I have a scikit-learn Pipeline
made of a feature extractor, and a VotingClassifier
, which contains MulinomialNB
and some other models. When I train MulinomialNB
separately I can extract the log probabilities using nb.feature_log_prob_
, but inside a pipeline this attribute is missing.

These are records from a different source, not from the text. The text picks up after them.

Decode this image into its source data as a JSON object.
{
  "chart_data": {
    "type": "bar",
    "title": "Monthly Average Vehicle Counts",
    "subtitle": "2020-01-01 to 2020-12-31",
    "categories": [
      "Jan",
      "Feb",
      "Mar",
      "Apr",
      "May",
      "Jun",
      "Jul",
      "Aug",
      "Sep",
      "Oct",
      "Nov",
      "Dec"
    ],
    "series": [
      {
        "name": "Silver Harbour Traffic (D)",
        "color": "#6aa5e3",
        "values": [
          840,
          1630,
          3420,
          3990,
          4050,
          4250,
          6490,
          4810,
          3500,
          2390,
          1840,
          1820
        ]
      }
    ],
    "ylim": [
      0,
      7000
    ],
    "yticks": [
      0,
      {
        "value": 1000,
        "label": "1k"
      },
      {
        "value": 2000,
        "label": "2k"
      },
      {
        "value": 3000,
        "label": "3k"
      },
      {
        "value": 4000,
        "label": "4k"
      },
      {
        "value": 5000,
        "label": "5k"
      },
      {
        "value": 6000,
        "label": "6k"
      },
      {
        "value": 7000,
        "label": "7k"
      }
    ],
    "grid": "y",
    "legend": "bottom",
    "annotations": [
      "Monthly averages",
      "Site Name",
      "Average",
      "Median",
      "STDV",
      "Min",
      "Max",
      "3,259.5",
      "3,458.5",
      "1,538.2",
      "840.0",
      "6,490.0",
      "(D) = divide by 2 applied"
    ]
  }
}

from sklearn.feature_extraction.text import CountVectorizer
from sklearn.naive_bayes import MultinomialNB
from sklearn.ensemble import VotingClassifier
from sklearn.pipeline import Pipeline
vclf = Pipeline([
('vect', CountVectorizer()),
('clf', VotingClassifier(
estimators=[
('nb', MultinomialNB()),
[...]
]
))
])
vclf.fit(train_X, train_y)
nb = vclf.named_steps['clf'].estimators[0][1]
nb.feature_log_prob_
AttributeError: 'MultinomialNB' object has no attribute 'feature_log_prob_'
According to the documentation, estimators_
is the correct attribute to access the list of fitted sub-estimators of the VotingClassifier
. Your code should therefore look like this:
nb = vclf.named_steps['clf'].estimators_[0]
print(nb.feature_log_prob_)
The MulinomialNB
you accessed with estimators
was not fitted and, therefore, did not provide the feature_log_prob_
attribute. That is where the error came from.